12:00, Wed 28 May 1997, WeH 7220

      Statistical Learning Algorithms Based on Bregman Distances

                          John Lafferty 

We present a class of statistical learning algorithms formulated in
terms of minimizing Bregman distances, a family of generalized entropy
measures associated with convex functions.  The inductive learning
scheme is akin to growing a decision tree, with the Bregman distance
filling the role of the impurity function in tree-based classifiers.
Our approach is based on two components.  In the feature selection step,
each linear constraint in a pool of candidate features is evaluated by
the reduction in Bregman distance that would result from adding it to
the model.  In the constraint satisfaction step, all of the parameters
are adjusted to minimize the Bregman distance subject to the chosen
constraints.  We introduce a new iterative estimation algorithm for
carrying out both the feature selection and constraint satisfaction
steps, and outline a proof of the convergence of these algorithms.

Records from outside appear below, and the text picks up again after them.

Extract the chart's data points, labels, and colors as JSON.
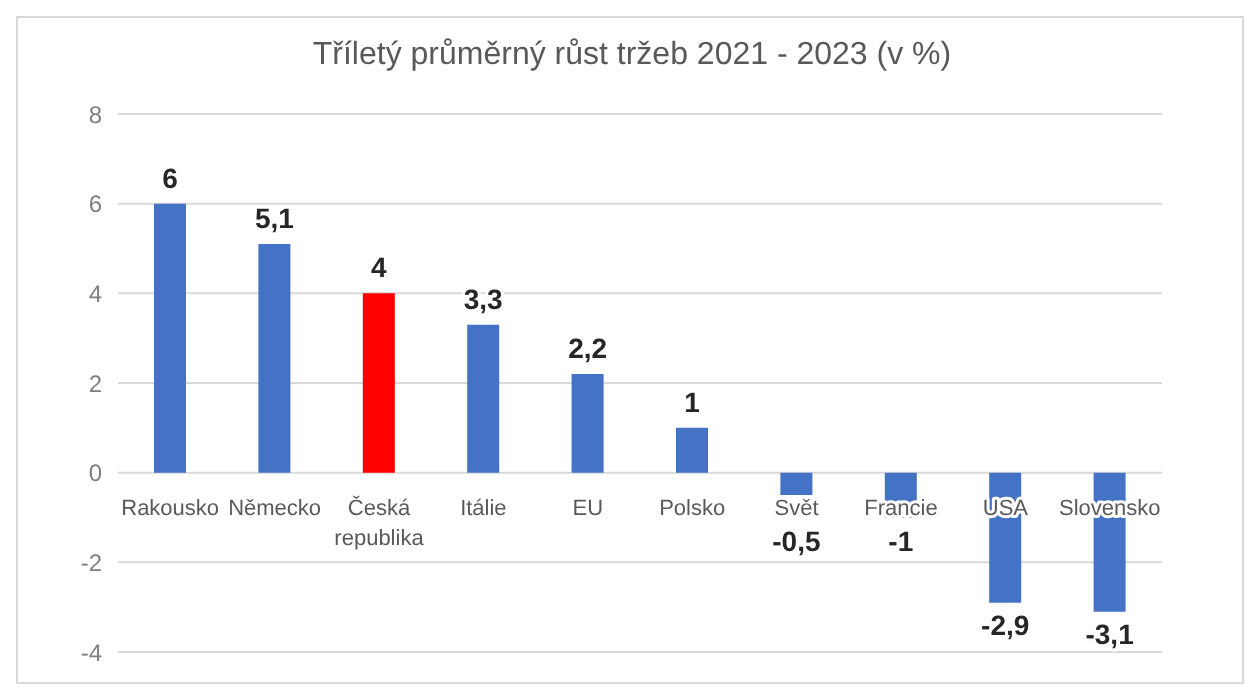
{
  "chart_data": {
    "type": "bar",
    "title": "Tříletý průměrný růst tržeb 2021 - 2023 (v %)",
    "categories": [
      "Rakousko",
      "Německo",
      "Česká republika",
      "Itálie",
      "EU",
      "Polsko",
      "Svět",
      "Francie",
      "USA",
      "Slovensko"
    ],
    "values": [
      6,
      5.1,
      4,
      3.3,
      2.2,
      1,
      -0.5,
      -1,
      -2.9,
      -3.1
    ],
    "value_labels": [
      "6",
      "5,1",
      "4",
      "3,3",
      "2,2",
      "1",
      "-0,5",
      "-1",
      "-2,9",
      "-3,1"
    ],
    "colors": [
      "#4472c4",
      "#4472c4",
      "#ff0000",
      "#4472c4",
      "#4472c4",
      "#4472c4",
      "#4472c4",
      "#4472c4",
      "#4472c4",
      "#4472c4"
    ],
    "ylim": [
      -4,
      8
    ],
    "yticks": [
      -4,
      -2,
      0,
      2,
      4,
      6,
      8
    ],
    "grid": "y",
    "legend": false
  }
}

Informal Note: Lately, I often ask machine learning types if they've
heard of Bregman distances.  No one I've ever asked has!  This family of
"distances" might be worth knowing about, however, in light of Csiszar's
results on axiomatic characterizations of statistical inference
problems.  They are also widely used in certain inverse problems that
come up in computerized tomography.  This is based on a paper I'll
present at the upcoming Canadian Workshop on Information Theory at the
Fields Institute in Toronto.